Panie Piotrze - we fragmencie 1 filmiku (od 4:00 do 4:25) podaje Pan, naukowcy których instytucji regularnie od lat penetrują rejon Chrzanowa. Pada także sformułowanie:
""Jest to jeden z najlepiej schodzonych przez przyrodników obszarów Polski".
Mam ogromna prośbę o skomentowanie doniesień o odkryciu rzekomego 'naturalnego' pojawienia się Ophrys apifera w Polsce. Wychodni facji wapienia muszlowego, w tym starych kamieniołomów i odkrywek, jest w Pana wędrówkach zatrzęsienie, stad podobnych siedlisk widział Pan na tym obszarze mnóstwo. Jakby nie było, mowa jest o stanowisku znajdującym się kilkanaście kilometrów od centrum miasta. Będę niezmiernie wdzięczny - pozdrawiam.

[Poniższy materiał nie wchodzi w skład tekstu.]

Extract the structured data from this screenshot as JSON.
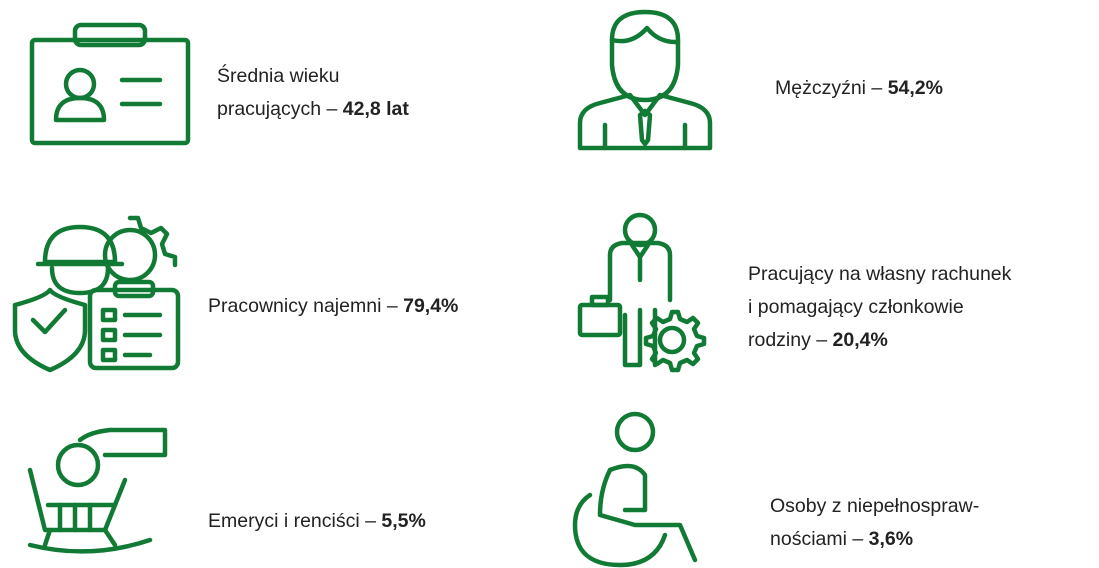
{
  "items": [
    {
      "lines": [
        "Średnia wieku",
        "pracujących –"
      ],
      "value": "42,8 lat"
    },
    {
      "lines": [
        "Mężczyźni –"
      ],
      "value": "54,2%"
    },
    {
      "lines": [
        "Pracownicy najemni –"
      ],
      "value": "79,4%"
    },
    {
      "lines": [
        "Pracujący na własny rachunek",
        "i pomagający członkowie",
        "rodziny –"
      ],
      "value": "20,4%"
    },
    {
      "lines": [
        "Emeryci i renciści –"
      ],
      "value": "5,5%"
    },
    {
      "lines": [
        "Osoby z niepełnospraw-",
        "nościami –"
      ],
      "value": "3,6%"
    }
  ]
}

Niestety, na coś przypominającego Ophrys jeszcze nie natrafiłem, ale będę się starał znaleźć.
Kwiat jest pozbawiony pyłkowin - a czy te przyklejone do warżki i wyraźnie sfatygowane pochodzą z tego okazu? tego nie wiem
P.S. Ophrys apifera zdecydowanie w kierunku var. trolli, aczkolwiek lekko 'niepełnej' - dla jednych takson a dla drugich tylko forma, nie zasługująca na to miano (efekt uboczny rezygnacji z zapylaczy na rzecz autogamii).
Po pierwsze tego typu objawy na kwiatach mogą być dziełem roztoczy z grupy szpecieli. Z tym, że te pajęczaki to raczej atakują liście drzew.
Po drugie stanowisko Ophrys jest znane z Golicówki k. Imielina i jest monitorowane przez botaników z Uniwersytetu Śląskiego. Dopiero co na ten temat rozmawiałem z prof. Adamem Rostańskim. To trochę daleko od mojego areału badań.
(wypowiedź edytowana przez piotr_grzegorzek 22.lipca.2015)
Takie 'zdegenerowane' formy (w angielskim określane jako 'monstrous') znane są u wszystkich storczyków, ale zdecydowanie najpospoliciej występują u gatunków preferujących samozapylanie. Ophrys apifera posiada zdecydowanie największą ilość opisanych form, zarówno odmiennych kształtem jak i ubarwieniem (z tych ostatnich dwie są terenowymi rarytasami).